Proxima Fusion Secures €411M to Lead Europe in Fusion Energy Race Against US and China

July 7, 2026
Proxima Fusion Secures €411M to Lead Europe in Fusion Energy Race Against US and China
  • Proxima Fusion, a Munich-based startup, has closed a funding round of €411 million led by XTX Ventures and East X Ventures, with strategic investments from Alphabet's Google and German utility RWE.

  • The company is pursuing stellarator technology and aims to demonstrate a fusion plant in the early 2030s, followed by a commercial facility later in the decade.

  • CEO Francesco Sciortino emphasized Europe’s race with the US and China to deploy the first fusion power plant and highlighted investor support as critical to building a generational energy technology company.

  • Fusion energy, unlike conventional fission, relies on the fusion of atoms and does not involve a perpetually dangerous chain reaction or long-lived waste, though the technology remains in development.

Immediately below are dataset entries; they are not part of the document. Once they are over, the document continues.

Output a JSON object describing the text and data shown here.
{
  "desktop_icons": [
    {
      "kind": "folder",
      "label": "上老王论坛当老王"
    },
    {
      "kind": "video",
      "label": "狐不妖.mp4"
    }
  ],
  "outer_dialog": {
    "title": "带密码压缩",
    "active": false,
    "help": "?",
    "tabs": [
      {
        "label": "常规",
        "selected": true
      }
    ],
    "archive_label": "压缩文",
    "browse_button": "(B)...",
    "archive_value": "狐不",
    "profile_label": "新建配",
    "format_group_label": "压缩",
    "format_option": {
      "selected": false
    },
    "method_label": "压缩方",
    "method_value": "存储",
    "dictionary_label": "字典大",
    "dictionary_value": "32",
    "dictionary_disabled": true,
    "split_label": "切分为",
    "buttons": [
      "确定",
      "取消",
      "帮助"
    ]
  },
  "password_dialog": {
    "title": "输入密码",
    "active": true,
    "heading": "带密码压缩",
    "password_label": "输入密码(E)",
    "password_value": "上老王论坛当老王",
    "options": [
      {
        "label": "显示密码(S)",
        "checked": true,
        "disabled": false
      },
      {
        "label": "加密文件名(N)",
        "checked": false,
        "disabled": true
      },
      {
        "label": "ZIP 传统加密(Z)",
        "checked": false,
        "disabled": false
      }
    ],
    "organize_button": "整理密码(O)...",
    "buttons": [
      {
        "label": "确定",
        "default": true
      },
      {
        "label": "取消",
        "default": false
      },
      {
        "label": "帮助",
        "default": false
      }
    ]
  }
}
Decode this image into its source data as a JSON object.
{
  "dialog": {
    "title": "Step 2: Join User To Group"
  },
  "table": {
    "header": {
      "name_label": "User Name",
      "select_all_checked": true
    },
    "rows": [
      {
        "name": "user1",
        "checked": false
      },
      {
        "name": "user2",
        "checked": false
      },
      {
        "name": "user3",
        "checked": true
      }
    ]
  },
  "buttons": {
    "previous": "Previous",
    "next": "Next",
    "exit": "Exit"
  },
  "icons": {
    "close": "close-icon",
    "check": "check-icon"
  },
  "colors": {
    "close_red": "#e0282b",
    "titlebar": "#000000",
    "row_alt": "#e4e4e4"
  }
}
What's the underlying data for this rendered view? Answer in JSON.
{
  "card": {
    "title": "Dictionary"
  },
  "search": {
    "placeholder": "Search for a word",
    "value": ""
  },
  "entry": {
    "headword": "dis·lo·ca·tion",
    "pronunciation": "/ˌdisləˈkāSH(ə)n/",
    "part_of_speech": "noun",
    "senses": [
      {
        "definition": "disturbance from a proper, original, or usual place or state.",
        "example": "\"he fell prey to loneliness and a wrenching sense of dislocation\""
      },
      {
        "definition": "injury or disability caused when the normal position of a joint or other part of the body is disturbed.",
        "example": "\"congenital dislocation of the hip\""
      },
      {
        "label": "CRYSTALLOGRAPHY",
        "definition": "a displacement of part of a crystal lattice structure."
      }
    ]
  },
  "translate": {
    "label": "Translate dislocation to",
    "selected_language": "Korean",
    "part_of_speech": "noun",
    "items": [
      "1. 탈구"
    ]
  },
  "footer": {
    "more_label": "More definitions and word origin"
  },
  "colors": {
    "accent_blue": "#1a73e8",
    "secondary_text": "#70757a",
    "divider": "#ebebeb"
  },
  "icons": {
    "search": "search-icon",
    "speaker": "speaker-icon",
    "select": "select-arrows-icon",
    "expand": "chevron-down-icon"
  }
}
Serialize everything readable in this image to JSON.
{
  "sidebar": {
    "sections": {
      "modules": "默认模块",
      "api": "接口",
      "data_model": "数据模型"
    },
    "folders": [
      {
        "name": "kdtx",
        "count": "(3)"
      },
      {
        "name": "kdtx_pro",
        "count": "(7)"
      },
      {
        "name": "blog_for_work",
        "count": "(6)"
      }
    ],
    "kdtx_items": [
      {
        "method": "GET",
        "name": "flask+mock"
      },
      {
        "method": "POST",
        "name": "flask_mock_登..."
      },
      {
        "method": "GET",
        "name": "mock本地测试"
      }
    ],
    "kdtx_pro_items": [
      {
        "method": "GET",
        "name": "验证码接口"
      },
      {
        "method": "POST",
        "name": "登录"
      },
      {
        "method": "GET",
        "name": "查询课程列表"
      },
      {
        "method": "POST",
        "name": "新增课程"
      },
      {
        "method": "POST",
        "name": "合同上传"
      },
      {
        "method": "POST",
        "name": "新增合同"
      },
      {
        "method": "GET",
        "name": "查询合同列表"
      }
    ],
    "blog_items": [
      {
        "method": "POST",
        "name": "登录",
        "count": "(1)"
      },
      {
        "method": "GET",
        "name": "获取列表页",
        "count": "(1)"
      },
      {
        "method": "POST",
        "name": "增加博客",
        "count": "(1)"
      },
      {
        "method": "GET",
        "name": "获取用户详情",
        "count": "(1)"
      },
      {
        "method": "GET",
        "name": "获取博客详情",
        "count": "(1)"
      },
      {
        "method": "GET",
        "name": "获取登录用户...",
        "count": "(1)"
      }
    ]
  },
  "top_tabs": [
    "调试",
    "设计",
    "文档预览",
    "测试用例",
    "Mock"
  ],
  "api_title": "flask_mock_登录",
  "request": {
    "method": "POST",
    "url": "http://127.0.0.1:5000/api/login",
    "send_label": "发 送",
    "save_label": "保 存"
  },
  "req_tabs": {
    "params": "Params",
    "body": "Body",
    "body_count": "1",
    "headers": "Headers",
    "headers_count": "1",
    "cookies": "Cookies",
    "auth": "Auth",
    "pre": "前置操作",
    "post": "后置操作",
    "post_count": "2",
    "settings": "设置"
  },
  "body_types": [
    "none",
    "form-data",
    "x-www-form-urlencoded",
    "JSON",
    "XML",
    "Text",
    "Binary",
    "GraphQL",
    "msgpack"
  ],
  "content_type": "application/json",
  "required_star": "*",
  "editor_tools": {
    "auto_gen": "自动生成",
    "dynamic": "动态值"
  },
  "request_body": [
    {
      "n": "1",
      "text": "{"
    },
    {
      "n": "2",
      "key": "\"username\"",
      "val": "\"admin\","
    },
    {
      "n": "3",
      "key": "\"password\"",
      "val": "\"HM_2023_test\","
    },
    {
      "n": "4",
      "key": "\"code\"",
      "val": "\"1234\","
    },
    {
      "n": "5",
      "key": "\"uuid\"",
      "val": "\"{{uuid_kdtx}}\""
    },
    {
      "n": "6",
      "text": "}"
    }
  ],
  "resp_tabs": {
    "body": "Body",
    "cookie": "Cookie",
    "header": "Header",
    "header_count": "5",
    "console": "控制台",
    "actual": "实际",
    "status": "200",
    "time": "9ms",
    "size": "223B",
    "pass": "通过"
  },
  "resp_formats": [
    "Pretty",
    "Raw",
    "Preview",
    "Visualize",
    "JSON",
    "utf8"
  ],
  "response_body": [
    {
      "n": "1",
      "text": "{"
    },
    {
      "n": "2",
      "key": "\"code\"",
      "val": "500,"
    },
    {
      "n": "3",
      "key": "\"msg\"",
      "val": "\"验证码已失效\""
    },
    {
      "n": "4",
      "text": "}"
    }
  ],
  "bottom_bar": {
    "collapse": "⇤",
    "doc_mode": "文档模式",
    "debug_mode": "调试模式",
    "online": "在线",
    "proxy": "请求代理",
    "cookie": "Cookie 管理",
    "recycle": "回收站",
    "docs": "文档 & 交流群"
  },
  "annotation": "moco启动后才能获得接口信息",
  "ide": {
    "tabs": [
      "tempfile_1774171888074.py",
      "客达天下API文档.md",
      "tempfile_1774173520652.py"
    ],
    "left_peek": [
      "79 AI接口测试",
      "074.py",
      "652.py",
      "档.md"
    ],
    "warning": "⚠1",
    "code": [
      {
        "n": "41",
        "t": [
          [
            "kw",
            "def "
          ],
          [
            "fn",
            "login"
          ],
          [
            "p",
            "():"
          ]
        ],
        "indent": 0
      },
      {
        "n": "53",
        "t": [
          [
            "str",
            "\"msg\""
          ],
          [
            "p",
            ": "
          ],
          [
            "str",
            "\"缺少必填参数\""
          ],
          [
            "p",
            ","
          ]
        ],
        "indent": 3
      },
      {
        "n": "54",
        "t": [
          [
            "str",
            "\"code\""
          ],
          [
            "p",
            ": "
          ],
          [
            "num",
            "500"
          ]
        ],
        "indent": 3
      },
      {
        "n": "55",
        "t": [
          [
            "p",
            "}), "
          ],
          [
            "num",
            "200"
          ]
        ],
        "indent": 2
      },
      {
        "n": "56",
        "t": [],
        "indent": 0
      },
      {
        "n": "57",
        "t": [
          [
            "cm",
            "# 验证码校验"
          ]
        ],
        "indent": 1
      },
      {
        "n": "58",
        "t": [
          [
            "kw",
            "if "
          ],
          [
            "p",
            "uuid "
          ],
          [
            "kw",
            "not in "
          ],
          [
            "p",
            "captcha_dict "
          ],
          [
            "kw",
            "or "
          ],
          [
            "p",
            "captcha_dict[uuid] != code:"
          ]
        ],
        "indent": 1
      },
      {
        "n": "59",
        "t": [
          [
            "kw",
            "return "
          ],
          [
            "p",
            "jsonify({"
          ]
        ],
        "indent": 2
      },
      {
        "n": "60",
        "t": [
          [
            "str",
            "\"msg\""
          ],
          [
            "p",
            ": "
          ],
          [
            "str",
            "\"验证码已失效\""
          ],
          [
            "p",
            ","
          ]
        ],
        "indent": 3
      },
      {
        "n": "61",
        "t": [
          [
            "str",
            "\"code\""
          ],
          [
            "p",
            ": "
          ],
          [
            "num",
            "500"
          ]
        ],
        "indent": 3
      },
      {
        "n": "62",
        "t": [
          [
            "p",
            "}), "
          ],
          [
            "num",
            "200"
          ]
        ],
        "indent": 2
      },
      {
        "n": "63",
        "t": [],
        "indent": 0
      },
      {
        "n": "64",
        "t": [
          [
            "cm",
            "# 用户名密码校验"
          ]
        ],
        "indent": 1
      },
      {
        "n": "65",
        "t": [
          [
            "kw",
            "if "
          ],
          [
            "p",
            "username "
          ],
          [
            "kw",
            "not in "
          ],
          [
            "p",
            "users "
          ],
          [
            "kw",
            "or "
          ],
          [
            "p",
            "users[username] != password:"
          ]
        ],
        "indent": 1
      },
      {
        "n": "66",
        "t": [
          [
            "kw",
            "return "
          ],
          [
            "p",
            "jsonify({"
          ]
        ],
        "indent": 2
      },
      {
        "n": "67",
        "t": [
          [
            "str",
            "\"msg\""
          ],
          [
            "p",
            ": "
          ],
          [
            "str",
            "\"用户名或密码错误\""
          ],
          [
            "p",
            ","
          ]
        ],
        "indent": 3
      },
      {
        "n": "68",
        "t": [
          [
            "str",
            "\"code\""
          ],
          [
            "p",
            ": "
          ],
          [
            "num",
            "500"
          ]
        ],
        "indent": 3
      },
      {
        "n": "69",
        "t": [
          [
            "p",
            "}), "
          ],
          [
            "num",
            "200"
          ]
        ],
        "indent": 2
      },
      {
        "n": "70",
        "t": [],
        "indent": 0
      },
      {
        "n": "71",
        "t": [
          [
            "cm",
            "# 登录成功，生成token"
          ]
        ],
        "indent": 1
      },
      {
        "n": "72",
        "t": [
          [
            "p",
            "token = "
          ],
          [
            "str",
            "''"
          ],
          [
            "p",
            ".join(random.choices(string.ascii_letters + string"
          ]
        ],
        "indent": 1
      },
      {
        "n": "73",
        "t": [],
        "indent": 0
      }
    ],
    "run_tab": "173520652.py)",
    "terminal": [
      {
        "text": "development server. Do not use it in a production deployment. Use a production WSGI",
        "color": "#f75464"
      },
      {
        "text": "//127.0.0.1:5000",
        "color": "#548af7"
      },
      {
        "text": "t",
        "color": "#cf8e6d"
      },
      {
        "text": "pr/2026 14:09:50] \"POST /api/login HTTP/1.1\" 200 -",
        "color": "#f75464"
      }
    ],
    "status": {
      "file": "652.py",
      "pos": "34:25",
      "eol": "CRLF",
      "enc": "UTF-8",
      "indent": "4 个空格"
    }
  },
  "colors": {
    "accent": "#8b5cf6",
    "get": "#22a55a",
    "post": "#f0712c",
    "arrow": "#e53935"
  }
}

  • Google cautioned that while fusion could transform energy production, commercialisation is immensely challenging and not guaranteed.

  • Google has also noted fusion as a potentially clean and abundant energy source, but acknowledges the path to commercialization is uncertain.

  • Market opportunities include software tools to optimize AI workloads based on fusion plant availability, integrating energy planning with AI workload scheduling.

  • The announcement reinforces ongoing interest in fusion as a carbon-free electricity source to support growing data-center energy needs and industrial decarbonisation.

  • AI firms may pursue power purchase agreements and co-located data centers with fusion developers, using phased pilots that blend grid power with early fusion output to manage risk during maturation.

  • Advances in stellarator performance reduce plasma instability versus tokamaks, potentially improving commercial viability and informing AI-caused capacity planning for large model deployments.

  • Competition in fusion is intense globally, with significant US and Chinese investment; views vary on timing and feasibility, from decades away to major future industry.

  • Fusion is envisioned as inexpensive and generating less radioactive waste than fission, with potential to enhance energy independence over time.